Proshare analysts say First HoldCo Plc’s record N748.1 billion impairment charge in its unaudited 2025 full-year results represents a deliberate balance-sheet reset driven by regulatory and recapitalisation pressures, rather than a deterioration in the bank’s underlying franchise.
In a note released on Friday, the analysts described the disclosure as one of the most consequential by a Nigerian Tier-1 bank in recent years, noting that the impairment — equivalent to 11.5 per cent of the group’s N6.52 trillion loan book — was largely concentrated in the fourth quarter of 2025.

According to the analysts, the timing and scale of the charge reflect the convergence of three forces: the Central Bank of Nigeria’s (CBN) exit from COVID-era regulatory forbearance, the March 2026 recapitalisation deadline, and a strategic decision by the board to front-load legacy credit losses.
First HoldCo’s full-year profit fell by 93 per cent to N45.0 billion from N677.0 billion in 2024, largely due to the impairment, with N459.2 billion — or 61 per cent of the annual total — recognised in Q4 alone. The group recorded a fourth-quarter loss of N406 billion.
However, Proshare analysts noted that headline volatility masked a resilient operating performance. Gross earnings rose 4.8 per cent to N3.4 trillion, while net interest income jumped 36.3 per cent to N1.91 trillion. Pre-provision operating profit, excluding impairments and fair value movements, increased by 23.9 per cent to N973.3 billion.
“The results suggest a ‘kitchen-sink’ year, where management chose optical pain in exchange for structural credibility,” the analysts said.
They added that the impairment surge aligns with industry-wide trends following the CBN’s June 2025 directive ending forbearance on restructured loans and requiring full IFRS 9 provisioning. Peer banks, including Access Holdings, Zenith Bank and GTCO, had also recorded elevated provisions over the 2024–2025 period.

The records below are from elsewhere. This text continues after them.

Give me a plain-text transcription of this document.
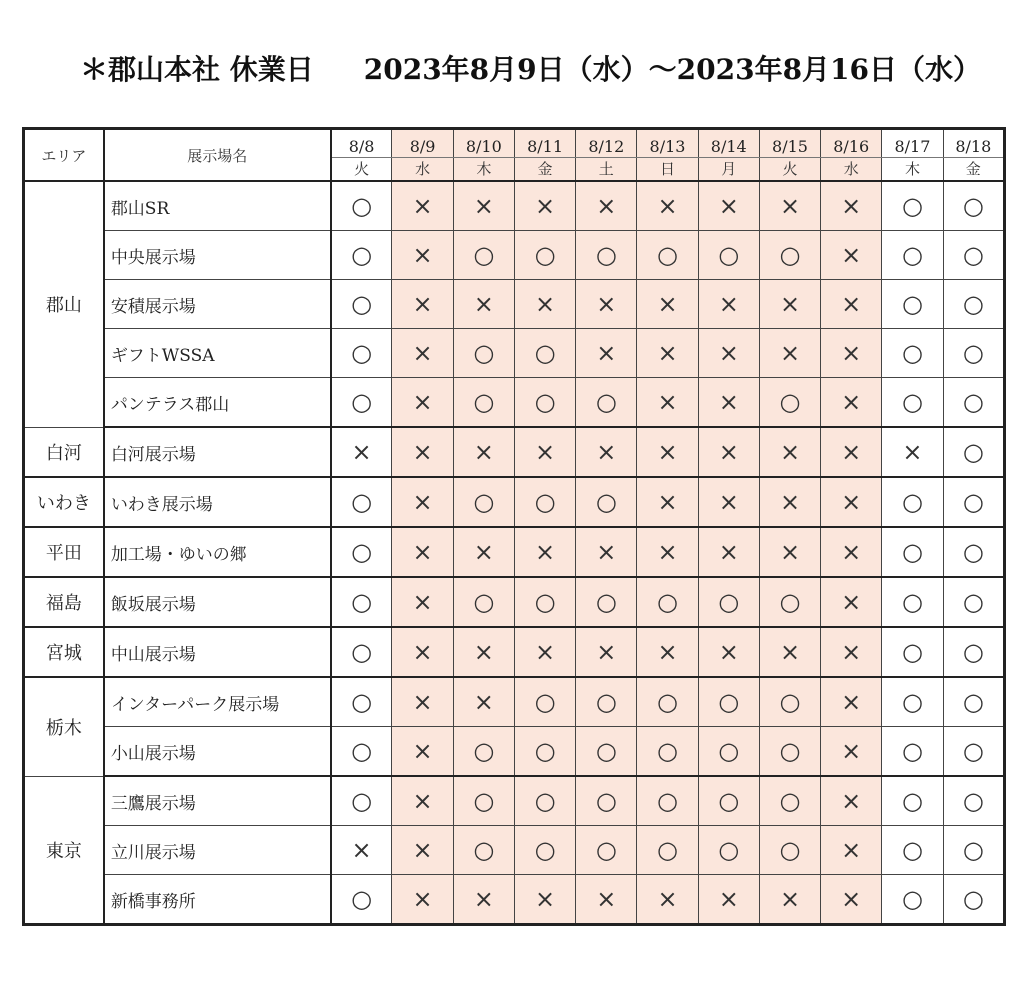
＊郡山本社 休業日 2023年8月9日（水）～2023年8月16日（水）
エリア	展示場名	8/8	8/9	8/10	8/11	8/12	8/13	8/14	8/15	8/16	8/17	8/18
		火	水	木	金	土	日	月	火	水	木	金
郡山	郡山SR	○	×	×	×	×	×	×	×	×	○	○
	中央展示場	○	×	○	○	○	○	○	○	×	○	○
	安積展示場	○	×	×	×	×	×	×	×	×	○	○
	ギフトWSSA	○	×	○	○	×	×	×	×	×	○	○
	パンテラス郡山	○	×	○	○	○	×	×	○	×	○	○
白河	白河展示場	×	×	×	×	×	×	×	×	×	×	○
いわき	いわき展示場	○	×	○	○	○	×	×	×	×	○	○
平田	加工場・ゆいの郷	○	×	×	×	×	×	×	×	×	○	○
福島	飯坂展示場	○	×	○	○	○	○	○	○	×	○	○
宮城	中山展示場	○	×	×	×	×	×	×	×	×	○	○
栃木	インターパーク展示場	○	×	×	○	○	○	○	○	×	○	○
	小山展示場	○	×	○	○	○	○	○	○	×	○	○
東京	三鷹展示場	○	×	○	○	○	○	○	○	×	○	○
	立川展示場	×	×	○	○	○	○	○	○	×	○	○
	新橋事務所	○	×	×	×	×	×	×	×	×	○	○
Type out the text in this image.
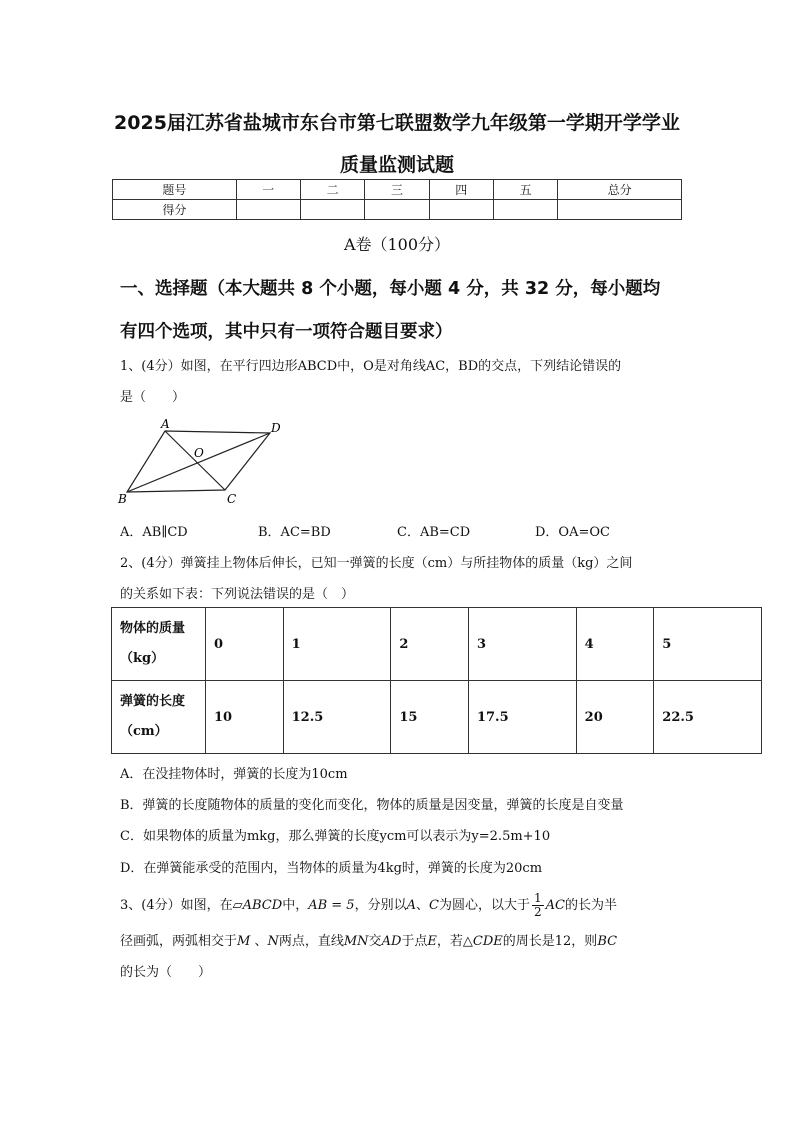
2025届江苏省盐城市东台市第七联盟数学九年级第一学期开学学业
质量监测试题
题号	一	二	三	四	五	总分
得分						
A卷（100分）
一、选择题（本大题共 8 个小题，每小题 4 分，共 32 分，每小题均
有四个选项，其中只有一项符合题目要求）
1、(4分）如图，在平行四边形ABCD中，O是对角线AC，BD的交点，下列结论错误的
是（　　）
A	D
O
B	C
A．AB∥CD	B．AC=BD	C．AB=CD	D．OA=OC
2、(4分）弹簧挂上物体后伸长，已知一弹簧的长度（cm）与所挂物体的质量（kg）之间
的关系如下表：下列说法错误的是（　）
物体的质量
（kg）	0	1	2	3	4	5

弹簧的长度
（cm）	10	12.5	15	17.5	20	22.5
A．在没挂物体时，弹簧的长度为10cm
B．弹簧的长度随物体的质量的变化而变化，物体的质量是因变量，弹簧的长度是自变量
C．如果物体的质量为mkg，那么弹簧的长度ycm可以表示为y=2.5m+10
D．在弹簧能承受的范围内，当物体的质量为4kg时，弹簧的长度为20cm
3、(4分）如图，在▱ABCD中，AB = 5，分别以A、C为圆心，以大于 $\frac{1}{2}$ AC的长为半
径画弧，两弧相交于M 、N两点，直线MN交AD于点E，若△CDE的周长是12，则BC
的长为（　　）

Proshare noted that First HoldCo’s regulatory risk reserve rose only marginally to N22.9 billion, indicating that IFRS 9 provisions substantially exceeded prudential minimums. This, they said, suggests an aggressive provisioning stance rather than regulatory compulsion.
The analysts also pointed to the group’s N229.3 billion capital raise during the year — comprising a rights issue and the first tranche of a private placement — which helped FirstBank meet the CBN’s N500 billion minimum capital requirement ahead of the recapitalisation deadline.
On costs, Proshare said the sharp rise in operating expenses was largely driven by regulatory levies, inflation and one-off strategic spending. AMCON levies increased to N113.4 billion, while NDIC premiums rose to N67.8 billion. Advertising and marketing expenses climbed sharply, reflecting rebranding and franchise-wide campaigns.
Despite treasury losses of N87.1 billion from fair value movements, net interest income benefited from aggressive loan repricing in a high-yield environment. Analysts said the combination of FX volatility, monetary tightening and balance-sheet repair distorted reported earnings, but did not undermine core banking strength.
Governance also came under scrutiny, with Proshare analysts arguing that the scale and timing of the impairments pointed to heightened board and audit oversight rather than failure. They noted that the write-offs, including large oil and gas exposures, reflected a shift toward balance-sheet integrity under tighter regulatory supervision.
Looking ahead, Proshare said investor confidence would depend on the audited 2025 results and a clean first quarter in 2026. Key indicators to watch include quarterly impairment trends, stage 3 loan ratios, recovery momentum and the normalisation of pre-provision operating profit above N200 billion per quarter.
“First HoldCo has sacrificed short-term earnings comfort for long-term credibility,” the analysts said. “The critical question for investors is whether this proves to be a value trap or a phoenix trade as earnings recover in 2026–2027.”
They added that while the stock’s 69.9 per cent gain in 2025 reflects renewed institutional interest, conviction will hinge on the finality of impairments and evidence that the worst of the balance-sheet clean-up is behind the group.
Investor response in the equities market has been cautious but nuanced following the results.
On the Nigerian Exchange (NGX), First HoldCo’s stock price was quoted around N45 following the results announcement, slightly lower amid profit concerns but still supported by underlying operational performance.
Some market participants welcomed the clean-up as a confidence-building measure, interpreting the aggressive provisioning as a proactive governance stance that clears legacy risks ahead of the sector’s regulatory transition.